Notes
Assumptions, trade-offs, and future improvements
PDF Ingestion & Chunking
Limitation Chunk boundaries
PDF parsing and chunk boundaries are not always perfectly aligned with clinical structure (e.g. criteria vs rationale vs action). Table extraction from the symptom index can be lossy, especially for age and duration thresholds.
Improvement Structure-aware ingestion
With more time, ingestion would be made more structure-aware and metadata-driven.
RAG Retrieval Limitations
Trade-off Flat retrieval & cross-references
Current retrieval is flat — it does not follow cross-references between chunks (e.g. "see section on…").
Improvement Soft reference expansion
- During indexing, detect phrases like "see section on…", "see recommendation…"
- Store referenced chunk IDs in chunk metadata
- At retrieval time, automatically include referenced chunks alongside the primary result
Improvement Deep cross-referencing
- GraphRAG and Elasticsearch / hybrid search
- Multi-step / agentic RAG to validate thresholds and exceptions
Embedding Gap
Trade-off Lay language vs clinical terminology
User queries may use non-clinical language that does not match guideline terminology, reducing retrieval accuracy.
Memory & Multi-turn Coherence
Trade-off Multi-turn coherence limitations
Topic tracking, follow-up detection, and summary extraction across multi-turn conversations have room for improvement. Topic drift, history contamination, and ambiguous follow-up messages remain challenging areas.

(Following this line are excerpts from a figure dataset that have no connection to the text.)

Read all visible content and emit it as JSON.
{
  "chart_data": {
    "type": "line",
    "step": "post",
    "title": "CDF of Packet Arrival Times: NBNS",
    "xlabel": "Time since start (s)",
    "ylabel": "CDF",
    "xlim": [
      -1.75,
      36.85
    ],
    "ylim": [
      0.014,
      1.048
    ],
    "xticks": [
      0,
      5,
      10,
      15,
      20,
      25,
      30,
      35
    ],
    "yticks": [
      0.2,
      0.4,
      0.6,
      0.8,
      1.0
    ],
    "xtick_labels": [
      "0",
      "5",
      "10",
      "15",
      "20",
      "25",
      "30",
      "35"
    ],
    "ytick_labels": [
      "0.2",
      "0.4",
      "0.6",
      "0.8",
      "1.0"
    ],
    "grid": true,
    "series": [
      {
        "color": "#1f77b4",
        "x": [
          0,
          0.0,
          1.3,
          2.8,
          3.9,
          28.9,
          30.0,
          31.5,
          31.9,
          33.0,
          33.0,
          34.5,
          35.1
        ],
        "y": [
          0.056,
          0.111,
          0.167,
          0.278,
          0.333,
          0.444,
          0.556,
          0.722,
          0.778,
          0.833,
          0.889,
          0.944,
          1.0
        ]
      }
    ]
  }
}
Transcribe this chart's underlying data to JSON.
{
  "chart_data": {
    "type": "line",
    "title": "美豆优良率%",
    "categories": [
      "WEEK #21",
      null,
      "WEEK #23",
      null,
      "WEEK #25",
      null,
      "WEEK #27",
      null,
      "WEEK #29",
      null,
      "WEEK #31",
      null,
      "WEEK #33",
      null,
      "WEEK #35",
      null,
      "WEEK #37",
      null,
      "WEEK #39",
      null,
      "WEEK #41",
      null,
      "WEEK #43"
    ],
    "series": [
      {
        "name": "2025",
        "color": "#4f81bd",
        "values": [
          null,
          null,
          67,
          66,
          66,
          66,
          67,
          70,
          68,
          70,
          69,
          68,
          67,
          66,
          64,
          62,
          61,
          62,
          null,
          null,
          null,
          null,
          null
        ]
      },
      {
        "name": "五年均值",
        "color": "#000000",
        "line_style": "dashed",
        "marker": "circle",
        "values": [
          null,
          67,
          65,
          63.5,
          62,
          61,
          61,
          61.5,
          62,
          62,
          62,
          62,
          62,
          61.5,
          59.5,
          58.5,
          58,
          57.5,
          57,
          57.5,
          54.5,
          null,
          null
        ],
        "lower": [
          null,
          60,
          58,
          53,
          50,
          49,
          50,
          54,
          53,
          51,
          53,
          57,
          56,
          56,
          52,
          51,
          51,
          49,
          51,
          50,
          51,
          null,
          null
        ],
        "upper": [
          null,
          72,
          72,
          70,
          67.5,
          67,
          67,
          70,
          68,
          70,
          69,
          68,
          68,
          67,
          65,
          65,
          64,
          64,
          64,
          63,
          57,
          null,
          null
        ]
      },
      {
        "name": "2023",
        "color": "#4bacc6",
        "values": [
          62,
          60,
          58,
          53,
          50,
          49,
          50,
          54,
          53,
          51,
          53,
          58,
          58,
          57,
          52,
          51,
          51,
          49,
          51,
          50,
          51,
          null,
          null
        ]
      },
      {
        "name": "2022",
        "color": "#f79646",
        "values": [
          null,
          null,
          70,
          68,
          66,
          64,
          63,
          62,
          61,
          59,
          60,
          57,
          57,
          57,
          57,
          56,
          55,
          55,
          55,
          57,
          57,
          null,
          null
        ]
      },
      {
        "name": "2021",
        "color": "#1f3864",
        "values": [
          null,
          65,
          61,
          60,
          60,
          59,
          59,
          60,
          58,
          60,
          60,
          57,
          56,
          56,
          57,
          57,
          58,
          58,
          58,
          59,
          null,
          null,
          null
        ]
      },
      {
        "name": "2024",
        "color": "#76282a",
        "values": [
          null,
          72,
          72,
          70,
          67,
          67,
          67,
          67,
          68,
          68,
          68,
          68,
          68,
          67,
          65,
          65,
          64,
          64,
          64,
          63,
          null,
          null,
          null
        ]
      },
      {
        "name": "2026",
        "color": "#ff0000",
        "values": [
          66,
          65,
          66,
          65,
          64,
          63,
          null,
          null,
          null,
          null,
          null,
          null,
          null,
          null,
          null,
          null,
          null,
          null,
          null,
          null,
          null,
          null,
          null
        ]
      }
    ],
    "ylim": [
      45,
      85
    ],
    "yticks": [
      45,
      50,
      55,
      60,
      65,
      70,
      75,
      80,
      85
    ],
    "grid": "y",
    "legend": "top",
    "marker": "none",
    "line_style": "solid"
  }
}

Improvement Separate memory layers
- Global-level memory: symptom-focused memory for better multi-turn reasoning — track the full clinical picture (all symptoms, age, risk factors) as structured state rather than relying on LLM extraction each turn
- User-level memory: per-user context and preferences, persistent across sessions
- Topic-aware reranking: use the session topic to rerank retrieved chunks, not just prepend to queries, reducing drift when strong off-topic keywords appear in follow-ups
- Structured clinical state: replace free-text summary extraction with a structured state object (age, sex, symptoms list, durations) that updates incrementally per turn rather than re-extracting from full history each time
Guardrails
Assumption Input guardrail coverage
Input classification uses deterministic regex/keyword matching (no LLM). Fast and predictable, but cannot catch nuanced edge cases.
Improvement Output guardrails
Currently limited to citation validation and qualified response tiers. A dedicated output guardrail pass would better catch hallucinated recommendations and unsupported clinical claims.
Guideline Document Control
Improvement Source & version tracking
Track document source, version history, and update status to ensure the system always reflects the latest published guidelines.